Scores of hawkish bloggers, some of whom boast hundreds of thousands of followers, have strayed angrily from the Kremlin’s line in recent months, lambasting its military tactics and publicly losing faith in the armed forces’ high command.

The impact of those broken bones is not known. For now, Putin can rely on a citizenry that is generally either supportive of the conflict or too fatigued to proclaim its opposition.

The analysts at the Atlantic Council’s Digital Forensic Research Lab said that to defeat Ukrainians on the battlefield Russia needed to smother all sympathy and support.

It’s a continuation of a strategy President Vladimir Putin has pursued long before February 24, 2022 — stretching back to 2014, when Russia annexed Crimea and threw its support behind separatists in eastern Ukraine.

Nathaniel Gleicher, head of security policy at Facebook parent Meta, said Russian influence operations on social media have used a throw-the-spaghetti-at-the-wall approach.

Roman Osadchuck said that the point is not that people will believe each and every one of these narratives.

“The main idea is to inflate the information space with multiple false theories and denials of what actually happened in order to make people disinterested, or just be too puzzled,” he said.

Like the claim that Ukraine was developing biological weapons with the assistance of the U.S. government, which was picked up and amplified in the U.S. by far-right online influencers, followers of the QAnon conspiracy theory, and even Fox News host Tucker Carlson.

In Africa, Latin America, and southeast Asia, Russia has been working to expand its influence, including through local media and Russian state outlets. Researchers say that messages tap into anti-colonial sentiment to encourage distrust of western governments.

“There’s been a major focus on non-English-language information,” said Kyle Walter, head of research at Logically, a company that tracks online misinformation and disinformation. “They’re broadly going across the spectrum, both to try to change their opinions of the invasion, but also to position themselves as a better strategic partner moving forward.”

Those efforts have made a difference. DFRLab found that the Spanish-language channels ofRT get a lot of engagement on social media in Latin America. Walter links Russian messaging to lower support for Ukrainians in the south.

How Russia is losing and winning the information war in Ukraine: The U.S. Congress and Russia’s global social media battles have been catastrophic

“You’ve seen a lot of that manifest in different U.N. resolutions,” he said. 15 of the 20 regional countries will abstain from the vote, while two or three will actually condemn the invasion.

Researchers and the social media companies say that’s pushed Russia to adapt its tactics. It used Chinese government and right-wing figures in Europe and the U.S. to make its narratives seem more public.
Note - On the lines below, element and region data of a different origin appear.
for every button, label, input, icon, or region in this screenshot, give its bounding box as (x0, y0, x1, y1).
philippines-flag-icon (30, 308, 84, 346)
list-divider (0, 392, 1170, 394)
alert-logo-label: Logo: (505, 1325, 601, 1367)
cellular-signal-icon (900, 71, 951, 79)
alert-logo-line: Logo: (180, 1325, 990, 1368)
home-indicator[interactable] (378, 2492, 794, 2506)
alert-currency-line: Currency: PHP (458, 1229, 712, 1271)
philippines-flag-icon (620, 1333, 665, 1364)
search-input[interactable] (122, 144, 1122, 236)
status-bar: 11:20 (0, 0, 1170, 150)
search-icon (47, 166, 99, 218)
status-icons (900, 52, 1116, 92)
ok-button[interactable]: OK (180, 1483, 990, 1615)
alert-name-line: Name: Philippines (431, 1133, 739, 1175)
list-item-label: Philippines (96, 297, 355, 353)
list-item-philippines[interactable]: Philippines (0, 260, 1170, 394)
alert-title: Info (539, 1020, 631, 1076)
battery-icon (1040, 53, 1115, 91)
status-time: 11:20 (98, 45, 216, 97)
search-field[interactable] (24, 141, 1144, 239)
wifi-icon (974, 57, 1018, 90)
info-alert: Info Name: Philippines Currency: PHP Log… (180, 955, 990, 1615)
Other platforms are used like TikTok and Telegram. It’s set up new web domains to try to escape restrictions on platforms such as Facebook. RT videos are posted to YouTube scrubbed of their identification with the channel, which has been banned from the Google-owned video site.

But unlike the more sophisticated influence efforts Meta has caught in the past, the company said the tactics used to target Ukraine have been more reminiscent of the spammers’ toolkit: high volume and low quality.

“These campaigns resembled smash-and-grab operations that used thousands of fake accounts across social media, not just our platforms, in an attempt to overwhelm the conversation with content,” Nick Clegg, Meta’s president of global affairs, said.

As Russia’s messaging campaigns have proliferated across the social media landscape, the Kremlin has also cracked down at home, blocking Russians from accessing many big U.S. internet platforms including Facebook and Twitter. A more splintered global internet is where what you are exposed to is determined by where you are in the world.


“Everything at this point is up for debate”: The Logically researcher, A.S. Walter, Ph.D., PhD, Phys. Lett. A.M. Saunders, Israel

“It plays to the fact that everything at this point is up for debate,” Walter, the Logically researcher, said. “Truth is up for debate, democracy is up for debate, institutions and their role in providing human rights, for example, is up for debate. Everything has been brought into question by them.